Nashville is one of several United States locations that will be in the path of totality for about two minutes. This path, where the moon will completely cover the sun and the sun’s tenuous atmosphere – the corona – can be seen, will stretch from Lincoln Beach, Oregon, to Charleston, South Carolina. United States observers outside this path will still see a partial solar eclipse where the moon covers part of the sun’s disk.
“For our students, this might be just one of three times in their lifetime to witness a total eclipse, and not all eclipses are the same,” explained Freed, who joined Radford University’s physics department last fall. “This eclipse will be especially impressive because the sun will be completely blocked out. We’ll be able to see the stars and planets during totality.”
Scientists are able to map out several decades in advance the timeline of future eclipses. The next U.S. eclipse, Freed said, is slated for 2024.
Freed and his team is working as part of the Citizen Continental-America Telescopic Eclipse Experiment, which will capture images of the solar corona using telescopes in 60 different locations across the country.

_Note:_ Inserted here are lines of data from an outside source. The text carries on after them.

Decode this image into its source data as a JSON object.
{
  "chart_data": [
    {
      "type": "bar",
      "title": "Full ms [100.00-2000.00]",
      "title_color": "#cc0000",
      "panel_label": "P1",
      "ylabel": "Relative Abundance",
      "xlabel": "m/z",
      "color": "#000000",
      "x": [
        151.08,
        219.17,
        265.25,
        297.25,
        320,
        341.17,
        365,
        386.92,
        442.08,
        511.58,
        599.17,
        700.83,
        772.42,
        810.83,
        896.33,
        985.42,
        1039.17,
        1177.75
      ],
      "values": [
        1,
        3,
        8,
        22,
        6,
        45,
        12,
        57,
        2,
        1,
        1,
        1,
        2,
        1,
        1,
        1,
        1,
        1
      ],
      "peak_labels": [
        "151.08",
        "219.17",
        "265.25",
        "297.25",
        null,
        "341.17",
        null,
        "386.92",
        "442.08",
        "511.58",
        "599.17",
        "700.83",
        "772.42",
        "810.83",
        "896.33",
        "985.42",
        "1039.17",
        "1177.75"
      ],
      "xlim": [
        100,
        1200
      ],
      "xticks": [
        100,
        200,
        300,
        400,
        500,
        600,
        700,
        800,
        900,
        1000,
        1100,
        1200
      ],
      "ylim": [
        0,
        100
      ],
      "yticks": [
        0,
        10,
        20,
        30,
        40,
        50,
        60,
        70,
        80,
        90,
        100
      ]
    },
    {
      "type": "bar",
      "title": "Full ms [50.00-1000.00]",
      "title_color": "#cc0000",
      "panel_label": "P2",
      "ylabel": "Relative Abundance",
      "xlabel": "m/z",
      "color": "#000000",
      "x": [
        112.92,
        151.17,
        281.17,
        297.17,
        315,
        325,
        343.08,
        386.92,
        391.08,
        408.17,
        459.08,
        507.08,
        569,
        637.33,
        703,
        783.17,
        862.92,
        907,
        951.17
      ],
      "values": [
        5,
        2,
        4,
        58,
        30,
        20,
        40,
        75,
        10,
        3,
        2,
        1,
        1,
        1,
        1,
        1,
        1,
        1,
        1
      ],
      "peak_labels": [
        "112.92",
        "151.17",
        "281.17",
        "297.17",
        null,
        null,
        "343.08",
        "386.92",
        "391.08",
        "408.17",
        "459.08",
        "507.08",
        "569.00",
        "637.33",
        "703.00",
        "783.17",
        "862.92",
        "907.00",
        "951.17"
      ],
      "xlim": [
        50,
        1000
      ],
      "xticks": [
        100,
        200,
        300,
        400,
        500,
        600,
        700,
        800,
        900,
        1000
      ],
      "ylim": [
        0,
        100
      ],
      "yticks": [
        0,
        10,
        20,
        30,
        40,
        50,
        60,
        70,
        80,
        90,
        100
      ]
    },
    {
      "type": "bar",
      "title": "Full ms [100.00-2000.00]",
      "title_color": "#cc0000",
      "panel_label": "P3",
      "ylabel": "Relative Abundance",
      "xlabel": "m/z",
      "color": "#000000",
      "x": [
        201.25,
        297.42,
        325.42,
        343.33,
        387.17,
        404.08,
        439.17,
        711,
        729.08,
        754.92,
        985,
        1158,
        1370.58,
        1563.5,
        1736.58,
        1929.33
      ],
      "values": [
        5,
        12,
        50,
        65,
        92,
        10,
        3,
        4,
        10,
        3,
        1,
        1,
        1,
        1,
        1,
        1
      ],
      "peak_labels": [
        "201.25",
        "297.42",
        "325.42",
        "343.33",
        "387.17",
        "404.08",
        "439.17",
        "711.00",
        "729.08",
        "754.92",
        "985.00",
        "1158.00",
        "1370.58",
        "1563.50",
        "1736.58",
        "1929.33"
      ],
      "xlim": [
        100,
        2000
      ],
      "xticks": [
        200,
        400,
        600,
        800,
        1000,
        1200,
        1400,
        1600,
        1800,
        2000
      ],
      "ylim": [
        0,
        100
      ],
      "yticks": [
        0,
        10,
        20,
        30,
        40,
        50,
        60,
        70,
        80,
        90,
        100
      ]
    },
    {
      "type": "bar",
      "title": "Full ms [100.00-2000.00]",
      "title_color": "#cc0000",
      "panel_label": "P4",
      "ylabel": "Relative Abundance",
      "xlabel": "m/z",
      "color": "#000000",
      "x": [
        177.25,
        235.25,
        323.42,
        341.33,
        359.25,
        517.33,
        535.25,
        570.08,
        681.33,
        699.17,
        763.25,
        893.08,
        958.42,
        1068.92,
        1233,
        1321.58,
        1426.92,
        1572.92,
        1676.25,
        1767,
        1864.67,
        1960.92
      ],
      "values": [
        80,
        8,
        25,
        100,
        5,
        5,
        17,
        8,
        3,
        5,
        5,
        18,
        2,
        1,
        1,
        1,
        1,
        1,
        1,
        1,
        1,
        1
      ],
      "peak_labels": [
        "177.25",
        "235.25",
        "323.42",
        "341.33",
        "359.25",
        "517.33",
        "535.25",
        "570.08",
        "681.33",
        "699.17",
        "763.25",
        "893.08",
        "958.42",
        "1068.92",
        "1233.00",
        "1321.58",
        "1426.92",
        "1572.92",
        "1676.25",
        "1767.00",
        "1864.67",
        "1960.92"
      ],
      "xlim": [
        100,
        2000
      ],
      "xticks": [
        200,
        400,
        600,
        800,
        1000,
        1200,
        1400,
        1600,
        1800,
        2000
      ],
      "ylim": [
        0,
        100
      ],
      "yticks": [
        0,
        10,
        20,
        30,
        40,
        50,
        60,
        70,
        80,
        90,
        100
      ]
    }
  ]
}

They will set up their equipment at a Nashville-area high school, pass out special glasses to students and conduct several associated activities before the eclipse begins around 1 p.m.
The images they capture will eventually be stitched together with other images from across the United States, resulting in a 90-minute-long film of the event.
Freed’s team will also live stream the eclipse to Radford University’s planetarium.
“The eclipse itself starts here around 1:10 p.m., hits its maximum around 2:40 p.m. and is over by around 4:10 p.m.” Herman said.
Prior to that, the planetarium will air special shows interspersed with hands-on activities that will be most appropriate for ages 6-11. Herman will set up a telescope pointed at the sun with a solar filter so guests can look at the eclipse through the telescope. People should not look directly at the eclipse without proper eye protection, Herman and Freed urged. Special glass will be available at the planetarium the day of the eclipse.
During the 1:10-4:10 p.m. period, participants will be going into the planetarium at pre-set times to chat with Freed’s group in the field. The totality will occur between 2:25 and 2:50 p.m.
Although Radford will not be in the path of totality, onlookers will still witness about a 90-percent coverage of the sun.
“It’s going to be a great day and a great learning experience for our students and the entire community,” Freed said. “You shouldn’t miss it.”
Events are planned from 10 a.m.-5 p.m. Aug. 21 at the RU Center for the Sciences Planetarium (801 E Main St.), with parking available in lot E across University Drive Bridge.